Adolf Wolfli Austrian, 1864-1930

Biography

Adolf Wölfli spent much of his life in the Waldau Clinic, outside of Bern, Switzerland. Before being institutionalized and diagnosed with schizophrenia, he was a farmworker and handyman. Wölfli’s early life was marked by physical and sexual abuse; his alcoholic father left the family when Wölfli was still a boy, and he attended school only intermittently until age nine. Shortly after, he became a Verdingbub—an indentured child laborer. Verdingkinder were children in Switzerland who were taken from their parents, generally owing to poverty, and sent to live with new families—often farmers in need of cheap labor. Wölfli’s mother died when he was just ten years old, leaving him at the mercy of state-run foster homes. When he was old enough, he joined the army for a short time. Later he was convicted of attempted child molestation and served time in prison. After being released, he was again arrested for a related offense and eventually admitted to the Waldau Clinic, where he spent the rest of his life. 

 

As a psychiatric patient, Wölfli exhibited violent impulses and had hallucinations that were appeased only through artmaking.
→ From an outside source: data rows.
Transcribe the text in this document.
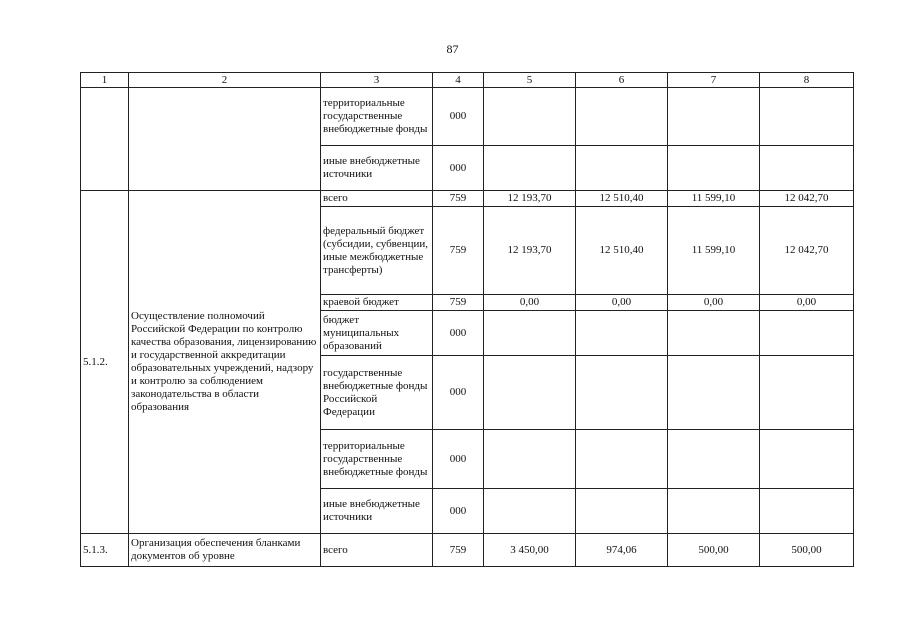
87
1	2	3	4	5	6	7	8
		территориальные государственные внебюджетные фонды	000				
		иные внебюджетные источники	000				
5.1.2.	Осуществление полномочий Российской Федерации по контролю качества образования, лицензированию и государственной аккредитации образовательных учреждений, надзору и контролю за соблюдением законодательства в области образования	всего	759	12 193,70	12 510,40	11 599,10	12 042,70
		федеральный бюджет (субсидии, субвенции, иные межбюджетные трансферты)	759	12 193,70	12 510,40	11 599,10	12 042,70
		краевой бюджет	759	0,00	0,00	0,00	0,00
		бюджет муниципальных образований	000				
		государственные внебюджетные фонды Российской Федерации	000				
		территориальные государственные внебюджетные фонды	000				
		иные внебюджетные источники	000				
5.1.3.	Организация обеспечения бланками документов об уровне	всего	759	3 450,00	974,06	500,00	500,00
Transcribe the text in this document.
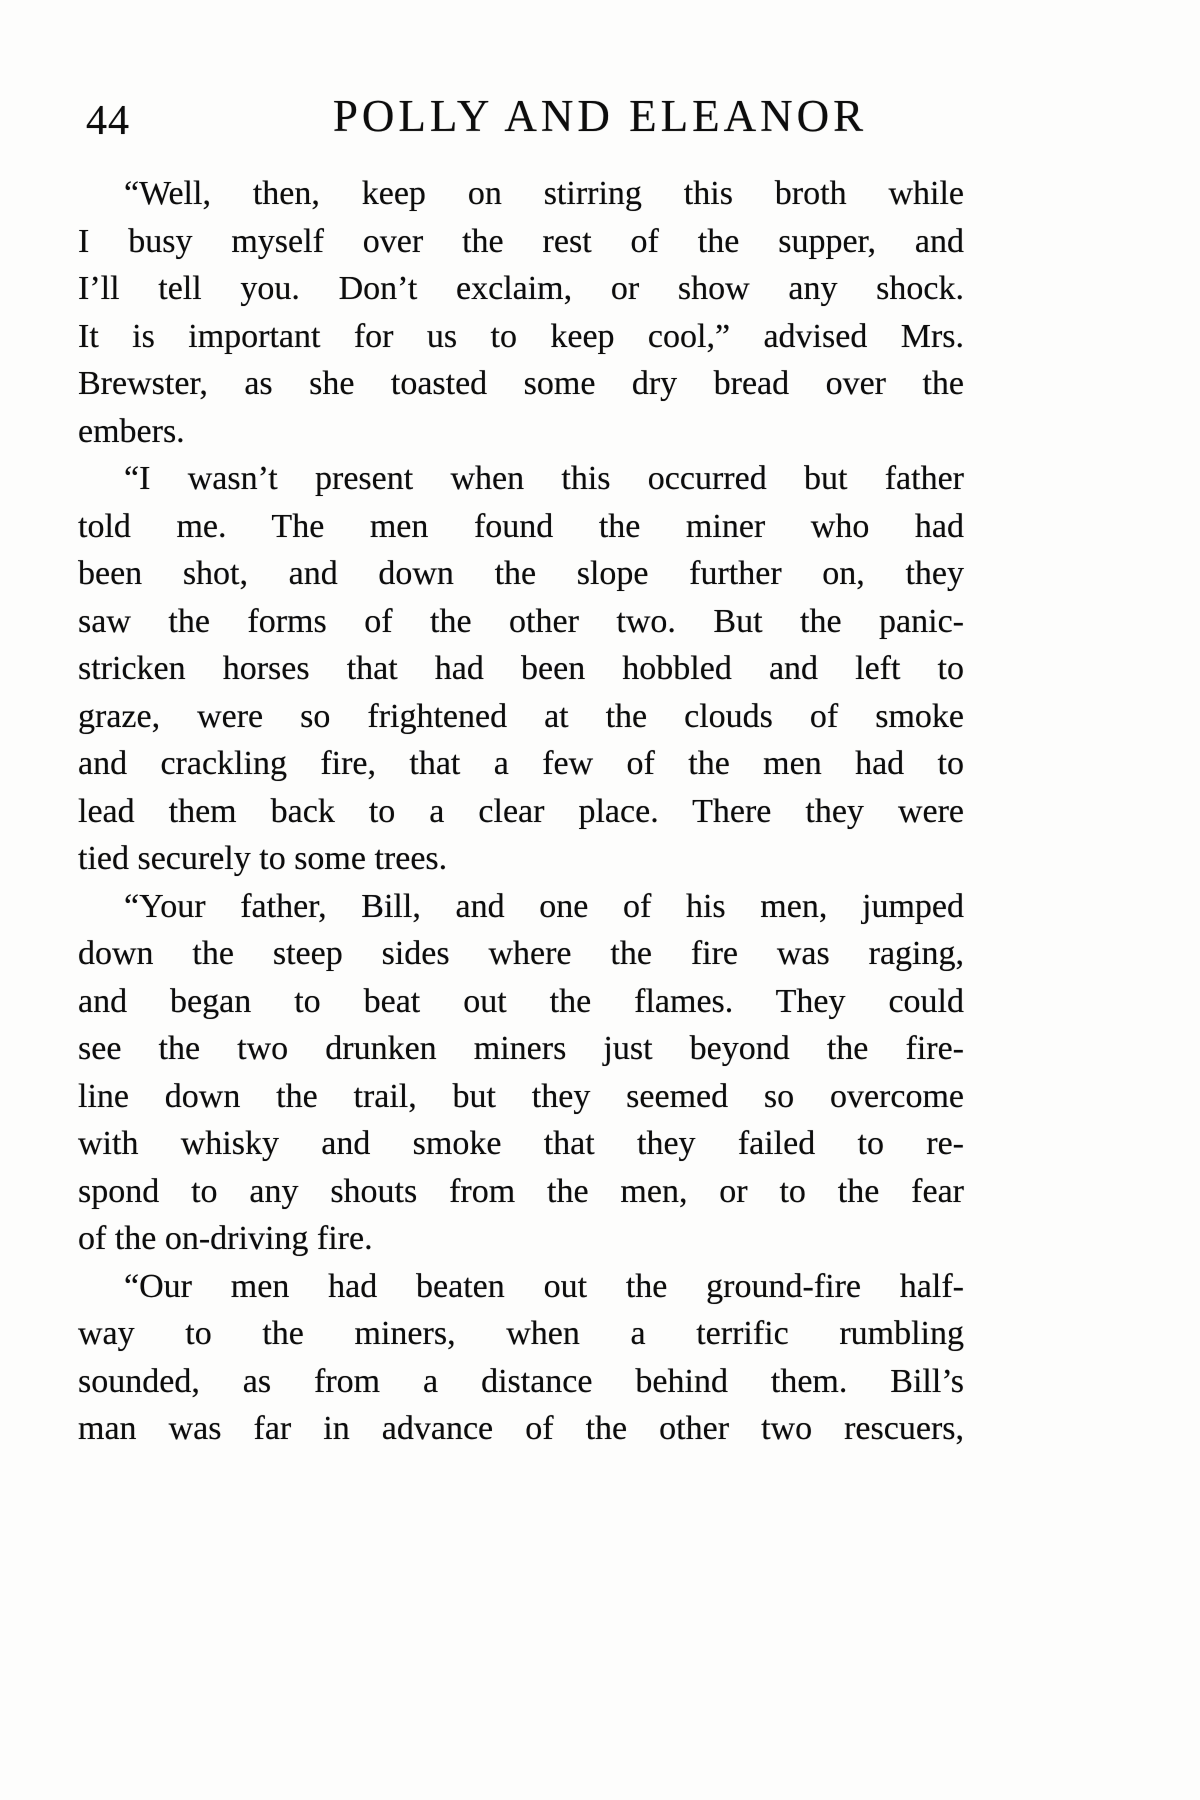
44	POLLY AND ELEANOR

“Well, then, keep on stirring this broth while
I busy myself over the rest of the supper, and
I’ll tell you. Don’t exclaim, or show any shock.
It is important for us to keep cool,” advised Mrs.
Brewster, as she toasted some dry bread over the
embers.

“I wasn’t present when this occurred but father
told me. The men found the miner who had
been shot, and down the slope further on, they
saw the forms of the other two. But the panic-
stricken horses that had been hobbled and left to
graze, were so frightened at the clouds of smoke
and crackling fire, that a few of the men had to
lead them back to a clear place. There they were
tied securely to some trees.

“Your father, Bill, and one of his men, jumped
down the steep sides where the fire was raging,
and began to beat out the flames. They could
see the two drunken miners just beyond the fire-
line down the trail, but they seemed so overcome
with whisky and smoke that they failed to re-
spond to any shouts from the men, or to the fear
of the on-driving fire.

“Our men had beaten out the ground-fire half-
way to the miners, when a terrific rumbling
sounded, as from a distance behind them. Bill’s
man was far in advance of the other two rescuers,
His earliest surviving works, a series of fifty graphite drawings, are dated between 1904 and 1906. He produced a vast oeuvre of condensed and meticulous compositions that wove together abstracted human figures, religious iconography, animals, architecture, symbols, text, intricate patterning, and musical notation—which he played on a rolled-cardboard “trumpet.” Wölfli’s works are a classic example of horror vacui: he was compelled to fill or contain every bit of a pictorial plane and often turned negative spaces between picture elements into bird outlines. In 1908, Wölfli began a narrative work that, at forty-five volumes of twenty-five thousand pages and sixteen hundred illustrations, would be his masterpiece. An epic narrative, this fusion of fact and fiction was Wölfli’s means to orchestrate his rebirth as the more powerful and free alter ego “St. Adolf II.” 

 

From 1907 to 1919, a young resident psychiatrist, Walter Morgenthaler, worked intermittently and in various capacities at Waldau. Morgenthaler took an interest in Wölfli’s art, provided him with materials and encouragement, and in 1921 published a book about him, Ein Geisteskranker als Künstler (A Mental Patient as Artist, published in English in 1992 as Madness & Art: The Life and Works of Adolf Wölfli). This landmark publication was the first to present a study of a mental patient as an artist. In time, Wölfli became recognized as a foundational figure in art brut, a nomenclature he predated. A year after the publication of Morgenthaler’s book, Hans Prinzhorn, a German psychiatrist with art history training, published Das Bildernei des Geisteskrankers (The Artistry of the Mentally Ill), a study about the art made by his patients in a Heidelberg psychiatric hospital. More than twenty years later, Prinzhorn’s book inspired the French artist Jean Dubuffet to coin the term art brut—meaning art that was crude, raw, uninfluenced, and not ego driven. Dubuffet believed that art brut was the antidote to the corruptive power of mainstream culture in art. 

 

After Wölfli died at Waldau in 1930, the Adolf Wölfli Foundation was created for the preservation of his oeuvre, and the Foundation’s collection is now exhibited at the Museum of Fine Arts in Bern. Wölfli’s works are in the collections of the Charlotte Zander Museum (Bönnigheim, Germany), the Lille Métropole Museum of Modern, Contemporary and Outsider Art (Villeneuve-d’Ascq, France), the Collection de l’Art Brut (Lausanne, Switzerland), the American Folk Art Museum (New York), the Milwaukee Art Museum, and the Smithsonian American Art Museum (Washington, DC).